Northland’s climate and sandy soils appear to be well suited to growing peanuts, but there is some way to go before it becomes an established part of a crop rotation in the region. Project Manager Greg Hall of Northland Inc explains that for this to be a viable option for growers, it must be profitable. Also, there needs to be a support structure for an industry to thrive. Harvest equipment and drying and storage facilities will need to be accessed and developed. Transport and distribution systems will also need to be considered.  


The next step for this ambitious programme is to develop a business case study on the economic impact of growing peanuts in Tai Tokerau once the viability of the plants and their crop is fully established. 


Pic’s Peanut Butter 

For Pic’s, the ambition to help create and support a fully integrated, more sustainable, domestic peanut industry has been long held. They supported the initial trials and will continue to play an active role in the future, as a committed purchaser of locally grown peanuts.   


CEO Aimee McCammon says a New Zealand based industry would mean that the NZD$10 million spent each year on imported nuts for their Nelson-based business would be re-directed to the domestic economy. Pic’s peanuts are currently being sourced from South America and Australia, so a local source would significantly reduce the carbon footprint for the B-Corp Certified peanut butter manufacturer.
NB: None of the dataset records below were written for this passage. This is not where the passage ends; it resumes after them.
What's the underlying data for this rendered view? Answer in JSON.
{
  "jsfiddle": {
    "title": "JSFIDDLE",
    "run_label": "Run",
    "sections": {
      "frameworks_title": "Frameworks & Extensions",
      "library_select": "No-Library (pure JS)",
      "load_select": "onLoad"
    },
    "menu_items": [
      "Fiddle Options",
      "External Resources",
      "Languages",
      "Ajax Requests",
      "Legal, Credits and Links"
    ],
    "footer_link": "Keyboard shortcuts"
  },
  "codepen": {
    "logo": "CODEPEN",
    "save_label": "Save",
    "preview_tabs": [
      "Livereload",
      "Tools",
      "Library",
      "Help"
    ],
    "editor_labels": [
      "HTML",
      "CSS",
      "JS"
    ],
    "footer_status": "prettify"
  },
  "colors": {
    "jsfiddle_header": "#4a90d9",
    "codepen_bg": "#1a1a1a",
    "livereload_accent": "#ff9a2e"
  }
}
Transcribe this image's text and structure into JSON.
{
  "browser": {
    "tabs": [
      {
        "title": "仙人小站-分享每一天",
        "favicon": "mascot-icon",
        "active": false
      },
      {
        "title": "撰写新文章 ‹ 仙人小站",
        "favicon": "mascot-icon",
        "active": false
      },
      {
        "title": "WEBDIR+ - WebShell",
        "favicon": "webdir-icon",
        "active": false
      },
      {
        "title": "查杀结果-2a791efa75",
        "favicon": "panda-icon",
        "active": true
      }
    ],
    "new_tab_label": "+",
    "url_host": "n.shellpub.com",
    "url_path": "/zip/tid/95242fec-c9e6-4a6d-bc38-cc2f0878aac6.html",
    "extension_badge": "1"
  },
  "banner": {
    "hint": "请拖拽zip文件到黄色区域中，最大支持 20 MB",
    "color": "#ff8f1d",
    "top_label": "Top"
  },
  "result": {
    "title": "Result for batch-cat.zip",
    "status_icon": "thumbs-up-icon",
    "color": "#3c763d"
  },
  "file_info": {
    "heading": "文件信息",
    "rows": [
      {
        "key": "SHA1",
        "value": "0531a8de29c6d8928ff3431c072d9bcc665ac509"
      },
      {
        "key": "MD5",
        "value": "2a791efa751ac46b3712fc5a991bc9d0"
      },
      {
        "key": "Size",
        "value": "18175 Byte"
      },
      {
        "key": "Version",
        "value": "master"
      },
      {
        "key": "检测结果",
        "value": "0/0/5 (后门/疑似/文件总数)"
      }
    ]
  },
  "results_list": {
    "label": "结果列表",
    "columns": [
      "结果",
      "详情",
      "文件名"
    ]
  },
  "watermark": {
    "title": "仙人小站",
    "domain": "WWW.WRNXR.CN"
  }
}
Disruptions and delays due to global supply chain issues would also be mitigated by growing locally. 


Owner and founder of Pic’s, Pic Picot, says there is optimism that the social impact on the region will be positive also. Aside from the economic and environmental benefits to Pic’s specifically and ‘New Zealand Inc’ generally, Te Tai Tokerau will benefit from additional income streams and stable careers for local iwi, farmers, and residents. 


Consumers may well benefit too. Aimee says initial tests suggest the nutritional values of the locally grown cultivars are higher than imported nuts. “This gets us super excited about the potential of our local industry,” she says.